THE LARK ASCENDING
CATEGORY: ENGLAND
PHOTO: SKYLARK
As I walked the Ridgeway and then the Cotswold Way, I kept hearing a bird song that melodically warbled on and on coming from some winged singer that seemingly never paused for breath. Every time I heard it, I stopped and looked, but I could never see the bird. I couldn’t even figure out where the sound was actually coming from.

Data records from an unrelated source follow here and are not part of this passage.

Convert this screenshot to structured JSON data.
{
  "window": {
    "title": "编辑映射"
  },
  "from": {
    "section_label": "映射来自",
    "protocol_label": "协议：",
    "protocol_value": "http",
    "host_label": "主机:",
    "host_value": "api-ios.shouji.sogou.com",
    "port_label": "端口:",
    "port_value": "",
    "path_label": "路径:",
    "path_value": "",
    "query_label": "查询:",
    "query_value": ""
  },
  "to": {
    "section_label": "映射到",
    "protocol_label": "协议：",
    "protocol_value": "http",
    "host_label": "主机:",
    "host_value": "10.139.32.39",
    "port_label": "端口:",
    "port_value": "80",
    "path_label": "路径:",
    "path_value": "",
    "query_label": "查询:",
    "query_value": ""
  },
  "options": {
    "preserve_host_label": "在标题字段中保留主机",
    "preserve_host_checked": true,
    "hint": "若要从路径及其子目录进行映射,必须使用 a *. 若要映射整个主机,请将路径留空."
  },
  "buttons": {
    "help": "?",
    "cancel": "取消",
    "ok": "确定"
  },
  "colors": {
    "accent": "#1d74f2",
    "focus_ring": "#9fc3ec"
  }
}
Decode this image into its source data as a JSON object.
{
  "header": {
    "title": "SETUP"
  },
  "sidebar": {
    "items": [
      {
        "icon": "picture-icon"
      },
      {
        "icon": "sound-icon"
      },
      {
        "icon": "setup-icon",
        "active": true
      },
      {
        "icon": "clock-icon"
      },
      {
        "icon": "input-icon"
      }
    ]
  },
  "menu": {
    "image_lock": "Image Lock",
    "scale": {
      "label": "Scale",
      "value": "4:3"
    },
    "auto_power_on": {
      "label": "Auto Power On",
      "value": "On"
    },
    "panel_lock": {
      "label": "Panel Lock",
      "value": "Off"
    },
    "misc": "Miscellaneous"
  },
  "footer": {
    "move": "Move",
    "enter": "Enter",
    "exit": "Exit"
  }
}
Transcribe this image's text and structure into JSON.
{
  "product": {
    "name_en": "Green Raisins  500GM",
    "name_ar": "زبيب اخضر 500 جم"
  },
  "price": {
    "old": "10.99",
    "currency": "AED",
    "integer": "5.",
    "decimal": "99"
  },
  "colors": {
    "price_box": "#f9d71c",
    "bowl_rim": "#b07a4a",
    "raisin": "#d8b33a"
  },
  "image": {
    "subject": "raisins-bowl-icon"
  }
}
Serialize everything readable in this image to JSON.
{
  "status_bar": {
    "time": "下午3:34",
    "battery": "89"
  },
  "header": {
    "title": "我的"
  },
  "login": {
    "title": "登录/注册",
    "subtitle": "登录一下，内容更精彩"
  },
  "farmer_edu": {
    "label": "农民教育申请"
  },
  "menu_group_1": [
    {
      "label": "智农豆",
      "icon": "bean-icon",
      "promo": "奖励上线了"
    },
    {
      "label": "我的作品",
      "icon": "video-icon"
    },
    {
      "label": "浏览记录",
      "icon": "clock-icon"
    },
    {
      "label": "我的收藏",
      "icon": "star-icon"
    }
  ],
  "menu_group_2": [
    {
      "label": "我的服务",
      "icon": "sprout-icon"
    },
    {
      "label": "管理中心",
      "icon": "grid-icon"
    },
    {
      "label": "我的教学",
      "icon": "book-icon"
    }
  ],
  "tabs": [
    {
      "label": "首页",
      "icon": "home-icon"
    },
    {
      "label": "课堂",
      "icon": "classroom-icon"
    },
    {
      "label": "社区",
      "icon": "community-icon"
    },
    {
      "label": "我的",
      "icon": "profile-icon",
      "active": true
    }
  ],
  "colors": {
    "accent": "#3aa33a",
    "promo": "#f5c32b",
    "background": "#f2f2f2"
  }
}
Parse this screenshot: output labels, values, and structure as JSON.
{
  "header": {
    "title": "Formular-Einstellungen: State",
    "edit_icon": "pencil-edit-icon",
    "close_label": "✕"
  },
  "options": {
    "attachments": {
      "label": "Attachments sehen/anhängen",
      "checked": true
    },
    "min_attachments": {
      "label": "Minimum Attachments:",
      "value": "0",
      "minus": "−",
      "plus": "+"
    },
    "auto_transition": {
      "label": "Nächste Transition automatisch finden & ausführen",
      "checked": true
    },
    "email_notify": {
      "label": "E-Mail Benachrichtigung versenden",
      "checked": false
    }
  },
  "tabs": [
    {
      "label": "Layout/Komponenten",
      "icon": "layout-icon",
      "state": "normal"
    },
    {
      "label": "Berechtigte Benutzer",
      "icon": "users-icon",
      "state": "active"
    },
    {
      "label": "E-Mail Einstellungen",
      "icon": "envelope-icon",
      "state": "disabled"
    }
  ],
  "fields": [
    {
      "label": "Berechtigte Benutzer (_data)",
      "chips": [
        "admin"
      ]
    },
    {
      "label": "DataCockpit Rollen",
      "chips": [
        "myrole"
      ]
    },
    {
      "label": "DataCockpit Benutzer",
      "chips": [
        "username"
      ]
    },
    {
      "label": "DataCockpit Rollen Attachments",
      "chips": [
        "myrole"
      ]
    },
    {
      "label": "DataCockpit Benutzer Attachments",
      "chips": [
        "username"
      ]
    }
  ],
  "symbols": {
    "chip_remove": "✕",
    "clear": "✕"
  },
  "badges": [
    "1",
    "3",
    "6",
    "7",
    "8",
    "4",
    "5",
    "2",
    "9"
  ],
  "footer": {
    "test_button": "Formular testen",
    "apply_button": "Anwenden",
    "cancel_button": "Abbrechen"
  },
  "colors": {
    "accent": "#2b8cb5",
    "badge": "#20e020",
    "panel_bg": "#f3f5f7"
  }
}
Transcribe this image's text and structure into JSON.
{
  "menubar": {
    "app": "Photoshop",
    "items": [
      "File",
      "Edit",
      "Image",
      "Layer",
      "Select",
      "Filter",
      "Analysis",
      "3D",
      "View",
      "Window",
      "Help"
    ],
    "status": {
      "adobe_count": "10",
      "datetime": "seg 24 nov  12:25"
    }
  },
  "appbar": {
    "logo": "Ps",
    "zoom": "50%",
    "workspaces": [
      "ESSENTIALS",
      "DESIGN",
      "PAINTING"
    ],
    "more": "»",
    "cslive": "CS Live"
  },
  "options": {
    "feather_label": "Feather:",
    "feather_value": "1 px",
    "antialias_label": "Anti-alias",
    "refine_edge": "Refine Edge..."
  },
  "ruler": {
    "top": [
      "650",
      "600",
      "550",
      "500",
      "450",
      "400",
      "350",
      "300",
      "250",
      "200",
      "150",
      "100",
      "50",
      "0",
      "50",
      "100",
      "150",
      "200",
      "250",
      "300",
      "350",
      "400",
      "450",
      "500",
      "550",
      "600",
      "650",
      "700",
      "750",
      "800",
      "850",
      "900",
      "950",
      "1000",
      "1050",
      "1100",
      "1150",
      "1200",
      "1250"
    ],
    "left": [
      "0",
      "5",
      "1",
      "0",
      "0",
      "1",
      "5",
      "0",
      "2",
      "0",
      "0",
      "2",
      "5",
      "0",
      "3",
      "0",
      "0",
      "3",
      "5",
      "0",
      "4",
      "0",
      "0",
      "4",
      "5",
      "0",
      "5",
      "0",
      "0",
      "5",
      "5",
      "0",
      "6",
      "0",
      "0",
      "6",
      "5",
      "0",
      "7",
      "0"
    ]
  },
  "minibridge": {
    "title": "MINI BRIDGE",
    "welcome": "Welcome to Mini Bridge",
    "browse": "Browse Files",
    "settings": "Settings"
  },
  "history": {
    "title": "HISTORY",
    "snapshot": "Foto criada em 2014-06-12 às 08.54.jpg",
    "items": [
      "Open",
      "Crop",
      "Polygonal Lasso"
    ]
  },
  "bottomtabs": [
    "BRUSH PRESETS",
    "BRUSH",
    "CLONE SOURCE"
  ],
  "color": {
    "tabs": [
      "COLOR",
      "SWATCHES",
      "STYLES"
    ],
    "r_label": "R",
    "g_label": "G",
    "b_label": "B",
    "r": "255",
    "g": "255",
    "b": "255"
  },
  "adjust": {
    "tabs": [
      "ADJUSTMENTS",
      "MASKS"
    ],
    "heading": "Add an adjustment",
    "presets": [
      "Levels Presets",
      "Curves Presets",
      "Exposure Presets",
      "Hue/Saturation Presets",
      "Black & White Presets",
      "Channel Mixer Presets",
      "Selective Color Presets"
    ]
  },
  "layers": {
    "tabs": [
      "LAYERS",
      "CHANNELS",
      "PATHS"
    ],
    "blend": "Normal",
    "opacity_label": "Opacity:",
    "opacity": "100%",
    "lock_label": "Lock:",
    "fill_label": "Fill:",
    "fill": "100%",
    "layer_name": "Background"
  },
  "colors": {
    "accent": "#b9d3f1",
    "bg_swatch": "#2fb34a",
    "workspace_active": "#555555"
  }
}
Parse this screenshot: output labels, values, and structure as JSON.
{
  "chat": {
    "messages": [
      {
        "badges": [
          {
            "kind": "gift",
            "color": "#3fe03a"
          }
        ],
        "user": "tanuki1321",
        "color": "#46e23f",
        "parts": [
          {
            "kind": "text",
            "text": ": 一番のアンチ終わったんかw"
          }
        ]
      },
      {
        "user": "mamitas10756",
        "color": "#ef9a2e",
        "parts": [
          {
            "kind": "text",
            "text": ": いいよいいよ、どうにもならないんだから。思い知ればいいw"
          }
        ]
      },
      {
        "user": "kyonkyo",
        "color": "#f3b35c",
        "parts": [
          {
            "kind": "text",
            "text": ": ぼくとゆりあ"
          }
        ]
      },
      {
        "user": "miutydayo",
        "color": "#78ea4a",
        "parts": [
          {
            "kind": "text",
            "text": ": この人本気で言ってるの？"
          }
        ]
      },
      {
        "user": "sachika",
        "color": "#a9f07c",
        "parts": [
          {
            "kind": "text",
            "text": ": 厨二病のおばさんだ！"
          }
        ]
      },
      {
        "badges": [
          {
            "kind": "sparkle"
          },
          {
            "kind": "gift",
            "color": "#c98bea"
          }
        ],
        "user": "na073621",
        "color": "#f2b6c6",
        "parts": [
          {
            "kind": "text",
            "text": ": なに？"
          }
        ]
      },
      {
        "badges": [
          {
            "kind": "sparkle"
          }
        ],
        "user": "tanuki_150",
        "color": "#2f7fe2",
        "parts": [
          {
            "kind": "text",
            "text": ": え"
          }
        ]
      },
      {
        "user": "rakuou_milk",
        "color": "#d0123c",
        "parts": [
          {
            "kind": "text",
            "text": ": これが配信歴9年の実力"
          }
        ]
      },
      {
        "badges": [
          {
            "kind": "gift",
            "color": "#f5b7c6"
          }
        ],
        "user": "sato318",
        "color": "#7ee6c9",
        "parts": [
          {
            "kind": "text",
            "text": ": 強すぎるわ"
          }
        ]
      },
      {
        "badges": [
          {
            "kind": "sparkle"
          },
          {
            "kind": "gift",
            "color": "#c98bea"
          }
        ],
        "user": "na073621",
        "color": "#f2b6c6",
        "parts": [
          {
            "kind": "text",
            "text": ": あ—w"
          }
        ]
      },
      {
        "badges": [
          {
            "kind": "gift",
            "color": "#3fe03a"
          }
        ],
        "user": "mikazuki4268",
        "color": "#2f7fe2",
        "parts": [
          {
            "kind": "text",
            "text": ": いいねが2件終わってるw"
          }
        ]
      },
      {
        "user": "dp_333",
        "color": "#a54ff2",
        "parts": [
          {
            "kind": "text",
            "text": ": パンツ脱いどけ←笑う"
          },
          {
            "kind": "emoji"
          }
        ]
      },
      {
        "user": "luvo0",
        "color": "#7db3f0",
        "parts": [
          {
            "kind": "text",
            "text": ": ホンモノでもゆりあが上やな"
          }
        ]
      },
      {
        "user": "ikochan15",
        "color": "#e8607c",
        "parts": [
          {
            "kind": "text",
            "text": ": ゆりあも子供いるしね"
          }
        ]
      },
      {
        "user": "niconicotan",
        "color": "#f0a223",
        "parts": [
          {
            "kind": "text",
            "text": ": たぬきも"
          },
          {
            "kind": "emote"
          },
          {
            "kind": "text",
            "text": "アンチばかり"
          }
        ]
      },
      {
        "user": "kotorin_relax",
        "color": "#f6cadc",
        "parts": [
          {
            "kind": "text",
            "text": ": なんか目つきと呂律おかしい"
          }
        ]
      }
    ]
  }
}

One day, on the Cotswold Way, at a place where another path crossed mine, and as I was investigating an ancient barrow marked by a standing stone, the song started practically in my ear. Still, I could not see the singer. It seemed so close I thought, “I am not leaving here until I see this bird.” I took off my pack and propped it against a fence post. Then I went down the side-path in what I thought was the right direction; but to no avail. As I was returning, another hiker came along the path. I asked him if he knew what bird it was that sang like that. He said it was a Skylark! He said they fly in circles high into the air and sing while ascending and descending. He pointed to the bird fluttering in the air. It was so high it was barely visible.
Of course! I felt that I had suddenly sunk into the REAL soul and heart of England and was as close to it as Shelly. “Thou art unseen, and yet I hear thy shrill delight.” Neither Shelly nor I had been able to see a Skylark. I was a fellow witness with George Meredith as he wrote his poem, “The Lark Ascending.” I was a fellow musician of Ralph Vaughn Williams as he wrote the music! Now I had heard the real music! I also remembered that other song about a skylark: “Skylark, have you anything to say to me?” Hoagy Charmichael. One of my favorites.
The joy of it! I had experienced that Oh So English heavenly messenger, and was surrounded by the spirits of its other admirers–including the man on the trail. I thanked him sincerely.
After he left, I also thanked the spirits of the standing stone and the barrow at this “X-MARKS-THE-SPOT” cross road in the trail.